An Overview of Procedures and Tools for Designing Nonstandard Beam-Based Compliant Mechanisms

Abstract

Beam-based Compliant Mechanisms (CMs) are increasingly studied and implemented in precision engineering. Straight beams with uniform cross section are the basic modules in several design concepts, which can be deemed as standard CMs. Their behavioral analysis can be addressed with a large variety of techniques, including the Euler–Bernoulli beam theory, the Pseudo-Rigid Body (PRB) method, the beam constraint model and the discretization-based methods. This variety is unquestionably reduced when considering nonstandard CMs, namely design problems involving special geometries, such as curve/spline beams, variable section beams, nontrivial shapes and contact pairs. The 3D Finite Element Analysis (FEA) provides accurate results but its high computational cost makes it inappropriate for optimization purposes. This work compares the potentialities of computationally efficient modeling techniques (1D FEA, PRB method and chained-beam constraint model), focusing on their applicability in nonstandard planar problems.
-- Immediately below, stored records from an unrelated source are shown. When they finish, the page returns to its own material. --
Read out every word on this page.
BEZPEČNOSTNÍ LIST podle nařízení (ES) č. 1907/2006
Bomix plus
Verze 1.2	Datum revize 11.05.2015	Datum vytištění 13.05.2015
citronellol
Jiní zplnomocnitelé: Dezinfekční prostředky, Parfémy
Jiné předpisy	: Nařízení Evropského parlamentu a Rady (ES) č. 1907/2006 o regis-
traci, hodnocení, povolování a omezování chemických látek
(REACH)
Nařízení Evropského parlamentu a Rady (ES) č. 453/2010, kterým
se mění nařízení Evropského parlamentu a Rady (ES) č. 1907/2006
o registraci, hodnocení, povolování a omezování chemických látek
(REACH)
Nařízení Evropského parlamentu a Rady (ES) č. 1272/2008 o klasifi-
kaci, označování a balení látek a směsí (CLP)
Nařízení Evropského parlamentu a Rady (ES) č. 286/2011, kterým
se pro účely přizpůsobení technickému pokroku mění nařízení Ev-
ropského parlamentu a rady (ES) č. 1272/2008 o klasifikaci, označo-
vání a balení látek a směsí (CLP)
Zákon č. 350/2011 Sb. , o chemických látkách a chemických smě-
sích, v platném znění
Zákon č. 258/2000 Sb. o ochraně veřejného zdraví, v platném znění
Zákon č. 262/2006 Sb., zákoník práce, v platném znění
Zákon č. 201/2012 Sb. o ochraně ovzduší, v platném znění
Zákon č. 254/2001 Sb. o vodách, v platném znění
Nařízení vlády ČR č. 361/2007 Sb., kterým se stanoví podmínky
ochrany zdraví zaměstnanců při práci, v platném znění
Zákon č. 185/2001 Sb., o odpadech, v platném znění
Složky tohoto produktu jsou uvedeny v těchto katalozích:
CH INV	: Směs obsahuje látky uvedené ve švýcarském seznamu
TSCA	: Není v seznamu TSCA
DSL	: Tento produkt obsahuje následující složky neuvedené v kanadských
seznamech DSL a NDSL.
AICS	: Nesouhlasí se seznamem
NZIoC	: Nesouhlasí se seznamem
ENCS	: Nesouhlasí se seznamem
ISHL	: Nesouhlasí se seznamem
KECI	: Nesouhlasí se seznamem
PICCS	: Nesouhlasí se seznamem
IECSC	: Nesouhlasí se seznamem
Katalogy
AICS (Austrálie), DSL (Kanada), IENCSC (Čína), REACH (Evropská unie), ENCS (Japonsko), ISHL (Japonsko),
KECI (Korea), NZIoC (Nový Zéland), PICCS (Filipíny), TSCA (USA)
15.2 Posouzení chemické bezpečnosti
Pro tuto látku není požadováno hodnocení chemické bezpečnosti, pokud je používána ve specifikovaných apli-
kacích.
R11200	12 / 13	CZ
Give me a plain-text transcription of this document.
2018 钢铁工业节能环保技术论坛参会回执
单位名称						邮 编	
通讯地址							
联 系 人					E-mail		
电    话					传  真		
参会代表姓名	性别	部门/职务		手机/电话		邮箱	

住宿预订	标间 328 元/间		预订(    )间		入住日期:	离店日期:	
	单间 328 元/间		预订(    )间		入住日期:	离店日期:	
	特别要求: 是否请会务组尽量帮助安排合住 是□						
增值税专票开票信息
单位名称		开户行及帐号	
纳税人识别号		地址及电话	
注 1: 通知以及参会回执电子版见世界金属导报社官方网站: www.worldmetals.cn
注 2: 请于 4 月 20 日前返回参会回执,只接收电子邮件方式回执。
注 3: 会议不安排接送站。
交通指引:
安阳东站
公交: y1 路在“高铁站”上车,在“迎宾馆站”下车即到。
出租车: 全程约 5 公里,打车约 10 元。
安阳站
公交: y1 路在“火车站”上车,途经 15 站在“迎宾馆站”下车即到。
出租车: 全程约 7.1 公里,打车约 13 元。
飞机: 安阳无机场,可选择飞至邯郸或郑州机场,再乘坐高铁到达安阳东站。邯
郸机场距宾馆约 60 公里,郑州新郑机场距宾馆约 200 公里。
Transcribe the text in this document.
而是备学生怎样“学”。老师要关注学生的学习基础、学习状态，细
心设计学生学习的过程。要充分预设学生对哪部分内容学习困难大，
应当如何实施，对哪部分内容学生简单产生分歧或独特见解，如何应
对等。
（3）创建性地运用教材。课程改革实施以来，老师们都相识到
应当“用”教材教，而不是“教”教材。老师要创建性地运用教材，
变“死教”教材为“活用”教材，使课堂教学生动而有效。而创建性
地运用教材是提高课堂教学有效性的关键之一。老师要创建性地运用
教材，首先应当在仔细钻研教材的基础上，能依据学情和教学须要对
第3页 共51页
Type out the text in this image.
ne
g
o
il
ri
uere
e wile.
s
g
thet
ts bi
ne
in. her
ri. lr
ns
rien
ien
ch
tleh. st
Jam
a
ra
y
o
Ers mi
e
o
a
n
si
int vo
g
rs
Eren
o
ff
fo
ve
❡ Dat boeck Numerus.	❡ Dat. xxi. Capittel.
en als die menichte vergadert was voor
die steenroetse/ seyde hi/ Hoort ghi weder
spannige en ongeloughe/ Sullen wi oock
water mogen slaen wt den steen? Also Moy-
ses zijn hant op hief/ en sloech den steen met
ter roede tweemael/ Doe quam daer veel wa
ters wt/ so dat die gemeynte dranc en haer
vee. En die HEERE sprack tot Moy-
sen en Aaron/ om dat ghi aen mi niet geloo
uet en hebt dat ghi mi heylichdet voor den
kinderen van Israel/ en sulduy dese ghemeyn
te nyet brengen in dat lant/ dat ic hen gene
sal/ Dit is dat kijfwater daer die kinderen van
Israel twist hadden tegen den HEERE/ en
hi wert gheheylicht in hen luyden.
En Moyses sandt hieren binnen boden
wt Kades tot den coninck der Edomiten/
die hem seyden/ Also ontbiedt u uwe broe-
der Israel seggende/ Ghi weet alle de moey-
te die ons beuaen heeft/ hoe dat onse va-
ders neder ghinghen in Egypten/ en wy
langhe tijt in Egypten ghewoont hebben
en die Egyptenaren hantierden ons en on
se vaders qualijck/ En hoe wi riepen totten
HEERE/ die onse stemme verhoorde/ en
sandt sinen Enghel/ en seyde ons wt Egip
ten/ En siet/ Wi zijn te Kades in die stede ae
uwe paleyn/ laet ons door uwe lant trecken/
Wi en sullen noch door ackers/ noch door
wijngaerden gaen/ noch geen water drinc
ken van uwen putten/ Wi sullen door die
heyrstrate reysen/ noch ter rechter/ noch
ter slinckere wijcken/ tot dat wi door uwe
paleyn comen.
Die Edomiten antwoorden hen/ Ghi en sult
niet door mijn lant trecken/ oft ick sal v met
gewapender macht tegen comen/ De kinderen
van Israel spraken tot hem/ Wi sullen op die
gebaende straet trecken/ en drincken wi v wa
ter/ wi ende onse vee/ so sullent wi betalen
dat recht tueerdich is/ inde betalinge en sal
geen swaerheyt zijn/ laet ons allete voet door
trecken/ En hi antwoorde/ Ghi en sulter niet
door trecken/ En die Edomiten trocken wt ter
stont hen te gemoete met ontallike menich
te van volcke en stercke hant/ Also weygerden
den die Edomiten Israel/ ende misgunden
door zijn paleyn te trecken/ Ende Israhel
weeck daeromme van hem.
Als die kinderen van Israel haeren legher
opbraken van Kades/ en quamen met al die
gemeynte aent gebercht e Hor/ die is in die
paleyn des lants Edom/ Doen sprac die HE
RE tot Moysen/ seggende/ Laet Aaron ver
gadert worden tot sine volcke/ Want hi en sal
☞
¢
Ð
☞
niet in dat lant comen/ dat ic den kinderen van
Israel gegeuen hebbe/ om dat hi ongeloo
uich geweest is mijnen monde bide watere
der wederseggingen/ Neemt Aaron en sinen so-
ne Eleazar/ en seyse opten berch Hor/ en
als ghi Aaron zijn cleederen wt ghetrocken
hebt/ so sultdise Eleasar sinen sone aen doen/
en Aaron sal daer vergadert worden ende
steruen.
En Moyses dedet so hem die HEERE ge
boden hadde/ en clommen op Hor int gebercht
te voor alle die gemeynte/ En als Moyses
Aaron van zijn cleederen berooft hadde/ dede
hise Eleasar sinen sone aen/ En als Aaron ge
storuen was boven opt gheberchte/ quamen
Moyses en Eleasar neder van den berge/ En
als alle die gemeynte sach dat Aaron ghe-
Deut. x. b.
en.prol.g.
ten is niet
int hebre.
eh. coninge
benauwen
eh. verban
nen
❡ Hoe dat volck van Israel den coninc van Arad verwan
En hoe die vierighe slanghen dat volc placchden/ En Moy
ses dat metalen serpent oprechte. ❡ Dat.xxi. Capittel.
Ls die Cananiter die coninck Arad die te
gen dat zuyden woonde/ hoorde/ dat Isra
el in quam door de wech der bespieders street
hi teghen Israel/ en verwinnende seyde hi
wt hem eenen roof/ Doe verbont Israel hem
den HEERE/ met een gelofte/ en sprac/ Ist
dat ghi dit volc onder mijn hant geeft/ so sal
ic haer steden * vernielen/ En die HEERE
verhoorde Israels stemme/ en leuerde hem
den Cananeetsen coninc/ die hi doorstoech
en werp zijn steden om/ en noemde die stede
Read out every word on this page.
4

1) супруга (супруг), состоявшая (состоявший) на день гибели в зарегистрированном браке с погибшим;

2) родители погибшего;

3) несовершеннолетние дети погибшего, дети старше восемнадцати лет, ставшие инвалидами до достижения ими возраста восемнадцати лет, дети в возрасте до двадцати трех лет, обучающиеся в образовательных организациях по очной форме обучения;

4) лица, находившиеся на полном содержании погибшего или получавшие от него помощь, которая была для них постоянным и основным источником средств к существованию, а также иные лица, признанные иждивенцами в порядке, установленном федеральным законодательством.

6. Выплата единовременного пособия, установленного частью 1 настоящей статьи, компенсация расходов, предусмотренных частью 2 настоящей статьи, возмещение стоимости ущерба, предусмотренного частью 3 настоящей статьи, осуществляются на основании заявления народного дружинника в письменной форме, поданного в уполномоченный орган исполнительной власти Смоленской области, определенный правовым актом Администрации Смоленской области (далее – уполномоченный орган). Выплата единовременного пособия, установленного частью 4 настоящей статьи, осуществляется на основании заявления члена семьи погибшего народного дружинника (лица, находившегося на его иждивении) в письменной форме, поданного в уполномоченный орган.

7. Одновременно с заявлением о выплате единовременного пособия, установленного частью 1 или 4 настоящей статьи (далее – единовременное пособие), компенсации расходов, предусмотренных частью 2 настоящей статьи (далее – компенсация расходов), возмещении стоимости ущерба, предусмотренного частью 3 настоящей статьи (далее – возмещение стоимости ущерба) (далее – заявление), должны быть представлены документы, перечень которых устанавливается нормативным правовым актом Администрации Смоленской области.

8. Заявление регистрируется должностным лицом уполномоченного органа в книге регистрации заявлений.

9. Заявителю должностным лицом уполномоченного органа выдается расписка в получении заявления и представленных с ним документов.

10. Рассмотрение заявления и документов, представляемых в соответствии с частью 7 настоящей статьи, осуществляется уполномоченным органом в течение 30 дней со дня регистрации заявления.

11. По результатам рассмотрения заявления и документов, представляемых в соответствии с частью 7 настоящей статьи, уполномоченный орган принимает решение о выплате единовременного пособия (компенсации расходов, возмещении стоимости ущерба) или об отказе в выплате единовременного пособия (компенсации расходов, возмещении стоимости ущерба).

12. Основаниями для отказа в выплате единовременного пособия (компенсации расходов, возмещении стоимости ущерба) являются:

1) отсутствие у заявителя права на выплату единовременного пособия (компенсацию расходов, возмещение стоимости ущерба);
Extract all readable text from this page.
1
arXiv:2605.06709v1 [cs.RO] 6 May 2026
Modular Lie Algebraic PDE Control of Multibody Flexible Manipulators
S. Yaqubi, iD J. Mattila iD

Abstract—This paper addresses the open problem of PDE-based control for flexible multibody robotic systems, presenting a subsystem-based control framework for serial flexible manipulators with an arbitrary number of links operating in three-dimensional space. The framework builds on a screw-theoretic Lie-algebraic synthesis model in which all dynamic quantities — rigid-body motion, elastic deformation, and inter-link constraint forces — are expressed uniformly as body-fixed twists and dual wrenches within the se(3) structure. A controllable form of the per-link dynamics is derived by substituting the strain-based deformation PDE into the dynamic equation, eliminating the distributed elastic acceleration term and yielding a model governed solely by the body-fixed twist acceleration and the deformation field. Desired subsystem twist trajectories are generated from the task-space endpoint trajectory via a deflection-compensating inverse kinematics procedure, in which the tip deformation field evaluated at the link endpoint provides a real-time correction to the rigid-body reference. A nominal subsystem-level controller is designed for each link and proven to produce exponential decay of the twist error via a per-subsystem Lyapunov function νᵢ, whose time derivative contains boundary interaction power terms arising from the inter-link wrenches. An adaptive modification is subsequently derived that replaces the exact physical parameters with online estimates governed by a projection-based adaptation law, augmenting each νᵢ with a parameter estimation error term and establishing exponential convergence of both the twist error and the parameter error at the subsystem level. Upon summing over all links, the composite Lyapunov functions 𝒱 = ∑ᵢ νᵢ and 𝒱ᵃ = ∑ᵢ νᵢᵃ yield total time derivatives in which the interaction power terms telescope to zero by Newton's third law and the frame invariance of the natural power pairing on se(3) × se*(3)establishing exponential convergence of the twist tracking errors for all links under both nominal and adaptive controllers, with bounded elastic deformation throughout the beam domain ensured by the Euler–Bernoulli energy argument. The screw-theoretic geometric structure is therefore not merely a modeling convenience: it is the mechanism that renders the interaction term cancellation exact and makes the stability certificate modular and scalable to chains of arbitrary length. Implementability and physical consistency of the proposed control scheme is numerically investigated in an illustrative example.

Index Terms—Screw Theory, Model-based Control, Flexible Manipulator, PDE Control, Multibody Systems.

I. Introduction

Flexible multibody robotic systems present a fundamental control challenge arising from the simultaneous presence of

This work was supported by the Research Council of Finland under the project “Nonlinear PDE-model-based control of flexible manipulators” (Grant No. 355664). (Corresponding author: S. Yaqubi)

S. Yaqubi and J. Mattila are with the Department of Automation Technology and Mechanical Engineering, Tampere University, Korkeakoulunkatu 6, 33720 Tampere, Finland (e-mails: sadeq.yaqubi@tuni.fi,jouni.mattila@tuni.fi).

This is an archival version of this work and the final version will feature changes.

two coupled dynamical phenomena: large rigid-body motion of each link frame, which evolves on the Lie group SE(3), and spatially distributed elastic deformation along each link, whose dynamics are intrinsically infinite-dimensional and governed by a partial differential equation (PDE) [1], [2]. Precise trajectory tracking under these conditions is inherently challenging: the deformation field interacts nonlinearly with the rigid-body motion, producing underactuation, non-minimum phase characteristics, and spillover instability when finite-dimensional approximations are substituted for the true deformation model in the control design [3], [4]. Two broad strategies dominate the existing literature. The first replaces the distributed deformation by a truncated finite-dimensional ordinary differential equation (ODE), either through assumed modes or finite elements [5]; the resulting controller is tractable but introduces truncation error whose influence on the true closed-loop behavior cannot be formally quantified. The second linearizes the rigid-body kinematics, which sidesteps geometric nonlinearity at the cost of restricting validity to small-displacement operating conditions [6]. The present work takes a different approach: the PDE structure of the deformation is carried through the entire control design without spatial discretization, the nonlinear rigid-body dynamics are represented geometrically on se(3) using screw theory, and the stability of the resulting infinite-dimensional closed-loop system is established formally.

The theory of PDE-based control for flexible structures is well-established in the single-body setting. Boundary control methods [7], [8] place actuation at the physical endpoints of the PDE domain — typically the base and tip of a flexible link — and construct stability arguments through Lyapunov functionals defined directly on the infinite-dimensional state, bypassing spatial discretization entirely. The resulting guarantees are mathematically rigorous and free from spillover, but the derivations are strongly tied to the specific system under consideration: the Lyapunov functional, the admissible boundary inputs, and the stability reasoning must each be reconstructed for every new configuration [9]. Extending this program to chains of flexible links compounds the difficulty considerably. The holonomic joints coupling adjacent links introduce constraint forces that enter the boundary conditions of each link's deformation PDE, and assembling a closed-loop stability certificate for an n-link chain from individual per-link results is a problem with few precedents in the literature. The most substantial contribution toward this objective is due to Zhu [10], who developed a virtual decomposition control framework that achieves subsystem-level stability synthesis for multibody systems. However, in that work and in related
The cross-axis flexural pivot is used as a benchmark in this research due to its high configurable behavior and wide range of applications. In parallel, as an attempt to provide an easy-to-use environment for CM analysis and design, a multi-purpose tool comprising Matlab and a set of modern Computer-Aided Design/Engineering packages is presented. The framework can implement different solvers depending on the adopted behavioral models. Summary tables are reported to guide the designers in the selection of the most appropriate technique and software framework. Lastly, efficient design procedures that allow to configure nonstandard beam-based CMs with prescribed behavior are examined with two design examples.